Canada’s public health agency admits it tracked 33 million mobile devices during lockdown
The Public Health Agency of Canada accessed data such as cell-tower location to monitor people’s activity during lockdown, it said
Swikar Oli – Dec 24, 2021 • December 27, 2021
The Public Health Agency of Canada accessed location data from 33 million mobile devices to monitor people’s movement during lockdown, the agency revealed this week.
“Due to the urgency of the pandemic, (PHAC) collected and used mobility data, such as cell-tower location data, throughout the COVID-19 response,” a spokesperson told National Post. The program’s existence was first brought to wider attention by Blacklock’s Reporter.
PHAC used the location data to evaluate the effectiveness of public lockdown measures and allow the Agency to “understand possible links between movement of populations within Canada and spread of COVID-19,” the spokesperson said.
In March, the Agency awarded a contract to the Telus Data For Good program to provide “de-identified and aggregated data” of movement trends in Canada.
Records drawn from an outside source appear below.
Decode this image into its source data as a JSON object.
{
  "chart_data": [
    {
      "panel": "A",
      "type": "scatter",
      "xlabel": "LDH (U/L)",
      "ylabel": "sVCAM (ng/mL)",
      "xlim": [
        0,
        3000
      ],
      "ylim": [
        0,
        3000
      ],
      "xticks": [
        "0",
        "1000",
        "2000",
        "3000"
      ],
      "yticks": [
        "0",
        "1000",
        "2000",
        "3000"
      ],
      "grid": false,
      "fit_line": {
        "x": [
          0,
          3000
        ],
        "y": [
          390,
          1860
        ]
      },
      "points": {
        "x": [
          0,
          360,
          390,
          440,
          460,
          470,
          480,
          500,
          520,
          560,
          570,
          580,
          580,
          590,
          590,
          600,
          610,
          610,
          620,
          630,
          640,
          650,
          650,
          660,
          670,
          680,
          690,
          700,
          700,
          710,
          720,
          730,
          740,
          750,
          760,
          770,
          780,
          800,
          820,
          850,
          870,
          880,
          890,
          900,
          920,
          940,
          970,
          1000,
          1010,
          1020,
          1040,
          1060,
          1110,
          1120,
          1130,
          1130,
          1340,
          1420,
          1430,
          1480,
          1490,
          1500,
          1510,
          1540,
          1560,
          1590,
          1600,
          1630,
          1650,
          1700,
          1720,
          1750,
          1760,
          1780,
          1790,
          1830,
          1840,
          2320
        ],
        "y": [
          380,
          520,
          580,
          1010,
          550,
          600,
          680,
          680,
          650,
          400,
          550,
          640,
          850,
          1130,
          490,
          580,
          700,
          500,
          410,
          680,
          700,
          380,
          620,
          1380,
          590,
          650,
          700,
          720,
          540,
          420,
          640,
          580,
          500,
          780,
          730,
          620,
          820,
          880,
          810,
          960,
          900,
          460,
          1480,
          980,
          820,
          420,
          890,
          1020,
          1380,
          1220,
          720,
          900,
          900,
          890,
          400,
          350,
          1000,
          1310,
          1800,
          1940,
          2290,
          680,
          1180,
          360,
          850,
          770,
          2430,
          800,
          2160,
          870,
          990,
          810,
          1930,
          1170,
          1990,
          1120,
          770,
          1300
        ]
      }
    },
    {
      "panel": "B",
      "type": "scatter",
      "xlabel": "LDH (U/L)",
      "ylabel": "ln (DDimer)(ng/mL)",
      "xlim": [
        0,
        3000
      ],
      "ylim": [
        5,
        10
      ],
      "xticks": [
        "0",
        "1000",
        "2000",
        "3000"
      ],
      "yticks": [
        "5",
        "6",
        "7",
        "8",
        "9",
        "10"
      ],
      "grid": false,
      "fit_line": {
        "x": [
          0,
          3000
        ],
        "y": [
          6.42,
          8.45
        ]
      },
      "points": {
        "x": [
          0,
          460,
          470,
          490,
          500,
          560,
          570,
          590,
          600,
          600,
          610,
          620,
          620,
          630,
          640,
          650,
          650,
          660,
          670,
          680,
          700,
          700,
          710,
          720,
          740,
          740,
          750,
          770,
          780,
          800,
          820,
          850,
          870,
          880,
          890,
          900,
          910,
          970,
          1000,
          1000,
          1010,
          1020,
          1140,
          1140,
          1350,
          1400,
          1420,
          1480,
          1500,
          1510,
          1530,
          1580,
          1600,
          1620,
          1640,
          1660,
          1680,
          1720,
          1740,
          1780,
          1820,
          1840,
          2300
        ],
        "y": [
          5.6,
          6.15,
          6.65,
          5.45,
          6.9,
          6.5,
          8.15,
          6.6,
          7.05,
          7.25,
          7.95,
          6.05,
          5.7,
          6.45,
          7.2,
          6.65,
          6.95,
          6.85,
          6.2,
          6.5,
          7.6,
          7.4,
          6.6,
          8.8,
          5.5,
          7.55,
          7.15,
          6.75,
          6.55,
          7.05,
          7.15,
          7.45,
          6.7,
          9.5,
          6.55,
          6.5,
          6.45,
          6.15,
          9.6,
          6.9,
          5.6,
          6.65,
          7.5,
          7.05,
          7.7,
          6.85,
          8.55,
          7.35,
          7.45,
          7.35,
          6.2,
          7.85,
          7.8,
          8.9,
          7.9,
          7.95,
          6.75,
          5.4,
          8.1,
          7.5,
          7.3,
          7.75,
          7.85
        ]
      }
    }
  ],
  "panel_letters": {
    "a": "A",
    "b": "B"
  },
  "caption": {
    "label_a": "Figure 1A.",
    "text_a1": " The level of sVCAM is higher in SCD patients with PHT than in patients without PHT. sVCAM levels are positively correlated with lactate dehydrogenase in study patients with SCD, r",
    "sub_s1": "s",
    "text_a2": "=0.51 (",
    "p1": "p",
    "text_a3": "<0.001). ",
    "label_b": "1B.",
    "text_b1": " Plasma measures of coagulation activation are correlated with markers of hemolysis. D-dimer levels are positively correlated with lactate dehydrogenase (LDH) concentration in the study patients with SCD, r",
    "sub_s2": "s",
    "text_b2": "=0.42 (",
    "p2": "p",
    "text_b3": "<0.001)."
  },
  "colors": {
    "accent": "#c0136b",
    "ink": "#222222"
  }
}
The contract expired in October, and PHAC no longer has access to the location data, the spokesperson said.
The Agency is planning to track population movement for roughly the next five years, including to address other public health issues, such as “other infectious diseases, chronic disease prevention and mental health,” the spokesperson added.
Privacy advocates raised concerns to the National Post about the long-term implications of the program.
“I think that the Canadian public will find out about many other such unauthorized surveillance initiatives before the pandemic is over—and afterwards,” David Lyon, author of Pandemic Surveillance and former director of the Surveillance Studies Centre at Queen’s University, said in an email.
Lyon warned that PHAC “uses the same kinds of ‘reassuring’ language as national security agencies use, for instance not mentioning possibilities for re-identifying data that has been ‘de-identified.’”
“In principle, of course, cell data can be used for tracking.”
Mobility data analysis “helps to advance public health objectives,” the PHAC spokesperson said. The findings have been regularly shared with provinces and territories via the special advisory committee to “inform public health messaging, planning and policy development,” the spokesperson said.
The data is also used for the COVID Trends portal, a dashboard that provides a summarized data of movement trends.
Lyon urged a need for greater information “regarding exactly what was done, what was achieved and whether or not it truly served the interests of Canadian citizens.”
Deploying surveillance tools for public health purposes also raises to the issue of equity, Martin French, an associate professor of Concordia University focusing on surveillance, privacy and social justice, noted in an email.
“There are populations that could experience an intensification of tracking that could have harmful (rather than beneficial) repercussions.”
Increased use of surveillance technology during the COVID-19 pandemic has created a new normal in the name of security, Lyon said.
“The pandemic has created opportunities for a massive surveillance surge on many levels—not only for public health, but also for monitoring those working, shopping and learning from home.”
“Evidence is coming in from many sources, from countries around the world, that what was seen as a huge surveillance surge—post 9/11—is now completely upstaged by pandemic surveillance,” he added.
In a notice posted earlier this week, the agency called for contractors with access to “cell-tower/operator location data in the response to the COVID-19 pandemic and for other public health applications.” It asks for “de-identified cell-tower based location data from across Canada” beginning from from Jan. 2019 until the end of the contract period on May 31, 2023, with possibility of three one-year extensions.
The contractor must provide anonymized data to PHAC and ensure its users have the ability to easily opt-out of mobility data sharing programs, the agency says.
PHAC’s privacy management division conducted an assessment and “determined that since no personal information is being acquired through this contract, there are no concerns under the Privacy Act,” the spokesperson said.
The Office of the Privacy Commissioner said it is “following up with PHAC to obtain more information about the proposed initiative” and could not provide additional comment at this time.